TW : Racisme, antisémitisme, négationnisme, images d'attentats racistes entre 2016 et 2017

Ron Stallworth vit dans une petite ville du Colorado. La police y est fréquemment accusée d'actes racistes mais les autorités politiques souhaitent changer l'image de ses forces de police. À la suite d’une campagne en faveurs des minorités Ron Stallworth y est inclus au service des archives. Après plusieurs semaines, on lui demande d'infiltrer une réunion du syndicat des étudiant-e-s noir-e-s. Cette mission lui permet d'être intégré à une unité d'enquête. Il décide de débuter une enquête sur le KKK local en contactant son chef local. C'est un succès. Avec l'aide d'un collègue il découvre des informations inquiétantes sur les activités et les membres du Clan, pourtant présenté comme de plus en plus pacifique.

SPOILERS

Ce film est résolument anti-raciste. Que ce soit le racisme contre les personnes de couleurs (pour inclure plus que les personnes noires) ou contre les juifs. La réalisation ne nous épargne pas les propos les plus extrêmes de personnes parfaitement ordinaires. Que ce soit david duke ou le chef du KKK du Colorado, ce sont deux hommes bien habillés qui parlent calmement. Sans appeler au meurtre, ils ne cachent pas leur racisme et leur envie de reconquête. Le film s'intéresse, évidemment, aux actions de la police. Ron Stallworth y est décrit comme le premier policier noir de sa ville et sa première mission est d'infiltrer un groupe d’activiste en faveurs du Black Power.

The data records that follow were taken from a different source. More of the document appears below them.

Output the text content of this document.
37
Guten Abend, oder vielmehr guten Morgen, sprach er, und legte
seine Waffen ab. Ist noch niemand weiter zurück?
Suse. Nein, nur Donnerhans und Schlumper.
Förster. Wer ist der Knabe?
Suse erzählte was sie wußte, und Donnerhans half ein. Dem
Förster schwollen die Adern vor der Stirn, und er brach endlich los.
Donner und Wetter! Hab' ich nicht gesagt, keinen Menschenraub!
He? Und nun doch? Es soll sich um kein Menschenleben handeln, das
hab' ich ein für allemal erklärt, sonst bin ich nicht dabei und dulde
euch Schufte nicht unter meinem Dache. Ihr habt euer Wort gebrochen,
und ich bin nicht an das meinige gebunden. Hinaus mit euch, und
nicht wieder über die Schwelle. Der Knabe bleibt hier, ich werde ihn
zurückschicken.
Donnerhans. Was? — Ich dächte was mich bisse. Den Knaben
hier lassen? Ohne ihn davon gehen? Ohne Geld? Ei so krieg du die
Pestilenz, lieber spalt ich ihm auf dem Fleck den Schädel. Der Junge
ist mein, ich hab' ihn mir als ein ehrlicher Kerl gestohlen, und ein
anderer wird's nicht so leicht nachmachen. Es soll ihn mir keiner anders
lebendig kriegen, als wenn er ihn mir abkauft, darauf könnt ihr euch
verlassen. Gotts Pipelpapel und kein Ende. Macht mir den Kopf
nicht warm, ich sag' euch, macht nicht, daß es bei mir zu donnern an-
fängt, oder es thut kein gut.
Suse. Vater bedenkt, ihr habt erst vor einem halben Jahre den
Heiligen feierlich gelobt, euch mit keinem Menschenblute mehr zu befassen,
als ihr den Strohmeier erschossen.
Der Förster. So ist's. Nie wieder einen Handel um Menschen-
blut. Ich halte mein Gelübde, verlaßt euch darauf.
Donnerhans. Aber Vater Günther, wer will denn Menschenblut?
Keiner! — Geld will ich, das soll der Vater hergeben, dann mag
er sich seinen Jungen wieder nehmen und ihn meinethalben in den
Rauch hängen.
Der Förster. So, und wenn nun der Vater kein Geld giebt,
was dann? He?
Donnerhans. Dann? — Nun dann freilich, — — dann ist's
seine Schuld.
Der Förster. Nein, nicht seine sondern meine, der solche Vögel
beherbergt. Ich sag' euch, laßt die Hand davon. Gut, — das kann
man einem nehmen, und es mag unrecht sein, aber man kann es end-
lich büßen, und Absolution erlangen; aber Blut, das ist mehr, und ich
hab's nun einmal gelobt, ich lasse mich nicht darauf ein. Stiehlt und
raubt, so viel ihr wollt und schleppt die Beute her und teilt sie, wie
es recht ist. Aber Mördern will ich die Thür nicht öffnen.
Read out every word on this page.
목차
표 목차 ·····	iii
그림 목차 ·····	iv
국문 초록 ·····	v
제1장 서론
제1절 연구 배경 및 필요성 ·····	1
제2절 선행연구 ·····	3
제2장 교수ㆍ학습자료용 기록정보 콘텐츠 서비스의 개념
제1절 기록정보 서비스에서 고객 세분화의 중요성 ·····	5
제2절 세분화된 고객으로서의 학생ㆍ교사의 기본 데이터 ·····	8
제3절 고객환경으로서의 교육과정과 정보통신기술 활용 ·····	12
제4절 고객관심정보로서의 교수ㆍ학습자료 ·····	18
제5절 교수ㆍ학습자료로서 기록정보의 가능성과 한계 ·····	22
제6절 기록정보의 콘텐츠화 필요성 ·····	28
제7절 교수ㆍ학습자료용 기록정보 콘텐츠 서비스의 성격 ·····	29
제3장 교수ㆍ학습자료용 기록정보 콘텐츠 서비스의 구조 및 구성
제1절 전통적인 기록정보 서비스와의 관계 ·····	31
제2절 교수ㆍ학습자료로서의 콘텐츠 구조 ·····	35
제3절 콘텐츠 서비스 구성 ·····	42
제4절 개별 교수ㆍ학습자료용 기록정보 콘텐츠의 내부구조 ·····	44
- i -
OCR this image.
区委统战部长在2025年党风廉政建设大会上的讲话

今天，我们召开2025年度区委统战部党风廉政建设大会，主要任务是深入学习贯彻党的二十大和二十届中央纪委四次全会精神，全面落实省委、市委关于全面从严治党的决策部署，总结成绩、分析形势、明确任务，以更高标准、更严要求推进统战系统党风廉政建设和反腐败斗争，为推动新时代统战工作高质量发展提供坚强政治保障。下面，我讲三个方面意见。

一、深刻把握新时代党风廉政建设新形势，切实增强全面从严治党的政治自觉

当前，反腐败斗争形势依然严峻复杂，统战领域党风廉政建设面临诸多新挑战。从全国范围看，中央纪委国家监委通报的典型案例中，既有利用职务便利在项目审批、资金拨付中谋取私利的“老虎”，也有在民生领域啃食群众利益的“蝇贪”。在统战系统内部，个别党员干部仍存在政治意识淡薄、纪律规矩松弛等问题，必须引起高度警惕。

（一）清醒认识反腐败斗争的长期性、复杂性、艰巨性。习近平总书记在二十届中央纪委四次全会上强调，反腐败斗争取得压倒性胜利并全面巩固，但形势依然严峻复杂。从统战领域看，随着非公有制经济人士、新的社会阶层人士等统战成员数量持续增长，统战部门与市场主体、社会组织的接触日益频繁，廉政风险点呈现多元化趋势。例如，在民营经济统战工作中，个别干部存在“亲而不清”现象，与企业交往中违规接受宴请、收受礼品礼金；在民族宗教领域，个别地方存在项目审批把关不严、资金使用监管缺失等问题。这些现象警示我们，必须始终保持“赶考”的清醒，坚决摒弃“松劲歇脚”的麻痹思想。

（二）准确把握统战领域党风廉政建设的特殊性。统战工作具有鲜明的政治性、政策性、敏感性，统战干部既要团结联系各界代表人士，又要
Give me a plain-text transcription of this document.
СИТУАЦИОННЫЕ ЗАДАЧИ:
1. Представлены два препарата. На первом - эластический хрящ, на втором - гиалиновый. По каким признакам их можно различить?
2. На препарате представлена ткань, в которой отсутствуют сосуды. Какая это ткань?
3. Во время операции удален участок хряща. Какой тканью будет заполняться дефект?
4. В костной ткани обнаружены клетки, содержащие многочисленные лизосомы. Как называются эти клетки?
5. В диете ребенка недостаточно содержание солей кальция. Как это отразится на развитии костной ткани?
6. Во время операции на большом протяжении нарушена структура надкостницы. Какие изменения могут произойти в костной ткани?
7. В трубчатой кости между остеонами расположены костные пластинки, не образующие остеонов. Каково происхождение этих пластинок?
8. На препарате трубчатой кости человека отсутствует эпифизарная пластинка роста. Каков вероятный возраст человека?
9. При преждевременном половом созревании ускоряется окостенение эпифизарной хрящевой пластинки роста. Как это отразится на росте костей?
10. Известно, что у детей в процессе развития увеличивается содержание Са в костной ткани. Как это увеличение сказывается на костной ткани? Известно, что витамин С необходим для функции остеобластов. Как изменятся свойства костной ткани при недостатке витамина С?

Malheureusement, la réalisation ne s'intéresse pas beaucoup à ce groupe ni aux Black Panthers et encore moins aux activités antisubversives des polices, à l'aide du programme cointelpro. Bien que l'un des policiers soit décrit comme un raciste, le film ne s'intéresse pas à la manière dont les activités policières discriminantes sont permises par le système. Au contraire, la réalisation n'hésite pas à héroïser la police, les racistes devenant des exceptions. Je pense que le film manque ici un thème important qui touche non seulement les États-Unis mais aussi d'autres états occidentaux, dont la Suisse.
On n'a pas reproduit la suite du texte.